Copilot handles different tasks depending on the app in which it’s used. For example, in Word, Copilot writes, edits, summarizes and generates text, while in PowerPoint and Excel, Copilot turns natural language commands into designed presentations and data visualizations.

Image Credits: Microsoft

The PowerPoint capabilities are particularly nifty. Using Copilot, users can create a presentation based on a Word document, complete with a slick deck and table of contents. They can then refine that deck by asking Copilot to, for instance, “add animations to this slide” or “apply a modern style to the presentation.”

In Outlook, Copilot can help synthesize and manage inboxes. Meanwhile, in Teams, Copilot provides real-time summaries and action items in the context of conversations.

One of the more intriguing elements of Copilot is Business Chat, which brings together data from across documents, presentations, email, calendar, notes and contacts to help summarize chats, write emails, find key dates or even write a plan based on other project files. With prompts like “tell my team how we updated the product strategy,” Business Chat will generate a status update based on the morning’s meetings, emails and chat threads.

Image Credits: Microsoft

In a blog post, Microsoft stressed that the models driving Copilot’s aren’t trained on customer content or on individual prompts. Specifics on pricing and licensing will be shared soon, it said.

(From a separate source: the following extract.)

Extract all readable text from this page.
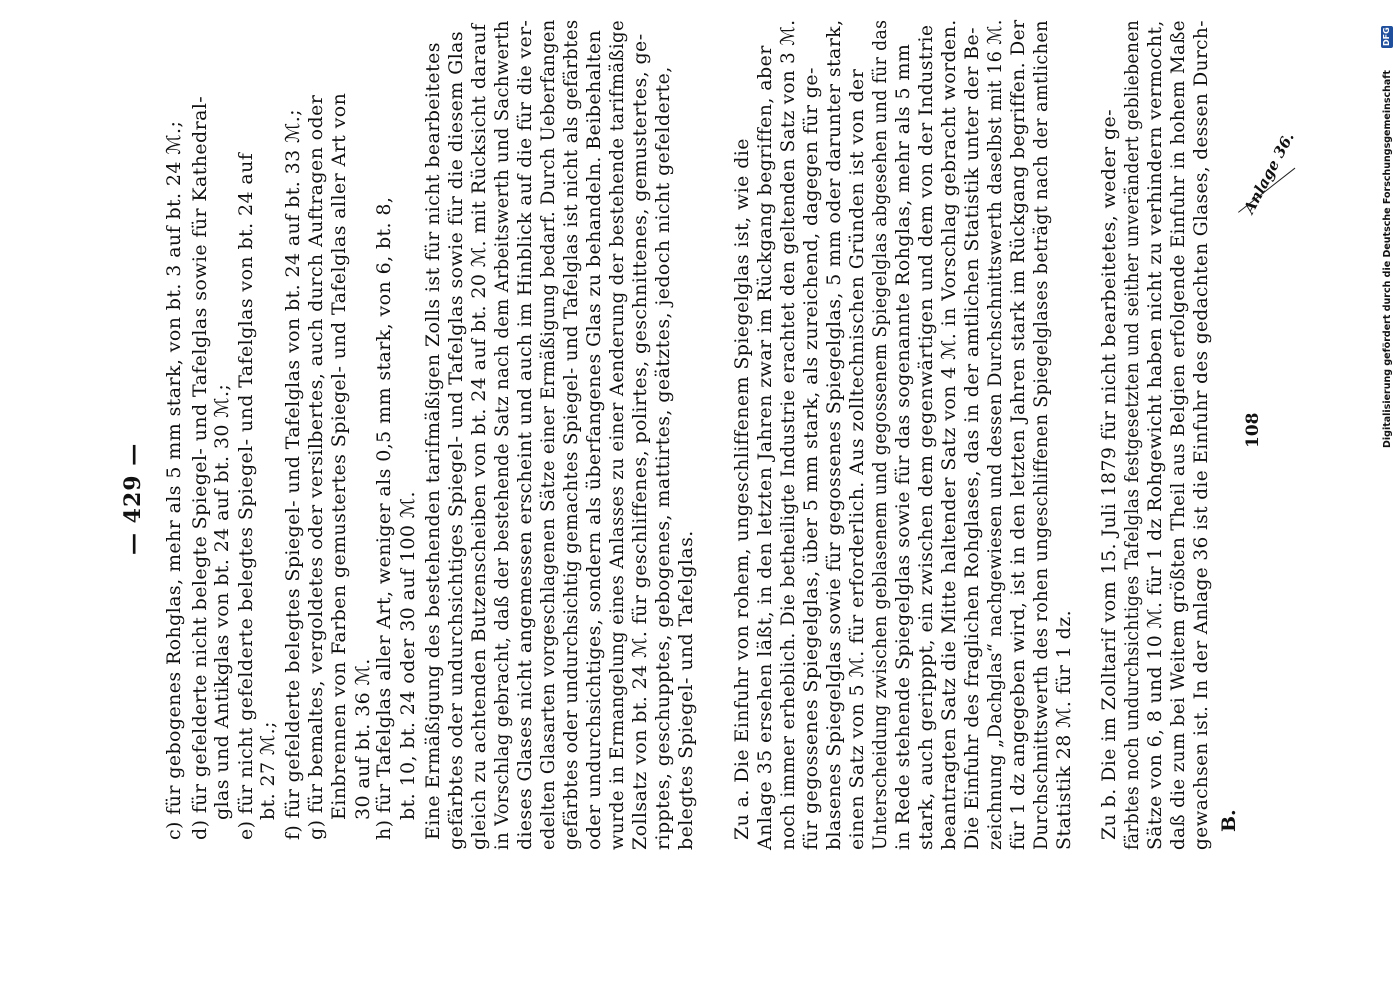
— 429 — c) für gebogenes Rohglas, mehr als 5 mm stark, von bt. 3 auf bt. 24 ℳ.; d) für gefelderte nicht belegte Spiegel- und Tafelglas sowie für Kathedral- glas und Antikglas von bt. 24 auf bt. 30 ℳ.; e) für nicht gefelderte belegtes Spiegel- und Tafelglas von bt. 24 auf bt. 27 ℳ.; f) für gefelderte belegtes Spiegel- und Tafelglas von bt. 24 auf bt. 33 ℳ.; g) für bemaltes, vergoldetes oder versilbertes, auch durch Auftragen oder Einbrennen von Farben gemustertes Spiegel- und Tafelglas aller Art von 30 auf bt. 36 ℳ. h) für Tafelglas aller Art, weniger als 0,5 mm stark, von 6, bt. 8, bt. 10, bt. 24 oder 30 auf 100 ℳ. Eine Ermäßigung des bestehenden tarifmäßigen Zolls ist für nicht bearbeitetes gefärbtes oder undurchsichtiges Spiegel- und Tafelglas sowie für die diesem Glas gleich zu achtenden Butzenscheiben von bt. 24 auf bt. 20 ℳ. mit Rücksicht darauf in Vorschlag gebracht, daß der bestehende Satz nach dem Arbeitswerth und Sachwerth dieses Glases nicht angemessen erscheint und auch im Hinblick auf die für die ver- edelten Glasarten vorgeschlagenen Sätze einer Ermäßigung bedarf. Durch Ueberfangen gefärbtes oder undurchsichtig gemachtes Spiegel- und Tafelglas ist nicht als gefärbtes oder undurchsichtiges, sondern als überfangenes Glas zu behandeln. Beibehalten wurde in Ermangelung eines Anlasses zu einer Aenderung der bestehende tarifmäßige Zollsatz von bt. 24 ℳ. für geschliffenes, polirtes, geschnittenes, gemustertes, ge- ripptes, geschupptes, gebogenes, mattirtes, geätztes, jedoch nicht gefelderte, belegtes Spiegel- und Tafelglas. Zu a. Die Einfuhr von rohem, ungeschliffenem Spiegelglas ist, wie die Anlage 35 ersehen läßt, in den letzten Jahren zwar im Rückgang begriffen, aber noch immer erheblich. Die betheiligte Industrie erachtet den geltenden Satz von 3 ℳ. für gegossenes Spiegelglas, über 5 mm stark, als zureichend, dagegen für ge- blasenes Spiegelglas sowie für gegossenes Spiegelglas, 5 mm oder darunter stark, einen Satz von 5 ℳ. für erforderlich. Aus zolltechnischen Gründen ist von der Unterscheidung zwischen geblasenem und gegossenem Spiegelglas abgesehen und für das in Rede stehende Spiegelglas sowie für das sogenannte Rohglas, mehr als 5 mm stark, auch geripppt, ein zwischen dem gegenwärtigen und dem von der Industrie beantragten Satz die Mitte haltender Satz von 4 ℳ. in Vorschlag gebracht worden. Die Einfuhr des fraglichen Rohglases, das in der amtlichen Statistik unter der Be- zeichnung „Dachglas“ nachgewiesen und dessen Durchschnittswerth daselbst mit 16 ℳ. für 1 dz angegeben wird, ist in den letzten Jahren stark im Rückgang begriffen. Der Durchschnittswerth des rohen ungeschliffenen Spiegelglases beträgt nach der amtlichen Statistik 28 ℳ. für 1 dz. Zu b. Die im Zolltarif vom 15. Juli 1879 für nicht bearbeitetes, weder ge- färbtes noch undurchsichtiges Tafelglas festgesetzten und seither unverändert gebliebenen Sätze von 6, 8 und 10 ℳ. für 1 dz Rohgewicht haben nicht zu verhindern vermocht, daß die zum bei Weitem größten Theil aus Belgien erfolgende Einfuhr in hohem Maße gewachsen ist. In der Anlage 36 ist die Einfuhr des gedachten Glases, dessen Durch- B.
108
Anlage 36.	Digitalisierung gefördert durch die Deutsche Forschungsgemeinschaft
DFG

Copilot in Microsoft 365 follows the rollout of Copilot in Dynamics 365, Microsoft’s portfolio of enterprise resource planning and customer relationship management tools, and it’s strong evidence that the company isn’t slowing down its investments in AI and automation. It was just in January that Microsoft invested billions more in OpenAI, the startup developing the technologies behind the various incarnations of Copilot, and the tech giant is evidently eager to see returns on investment.

The aggressive approach has had consequences, though. Microsoft is facing an internal shortage of the server hardware needed to run its AI, according to a report this week in The Information. The company has reportedly been forced to ration access to the hardware for some internal teams building other AI tools to ensure it has enough capacity to handle both Bing’s new GPT-4 powered chatbot and the upcoming, newly-announced Microsoft 365 Copilot tools.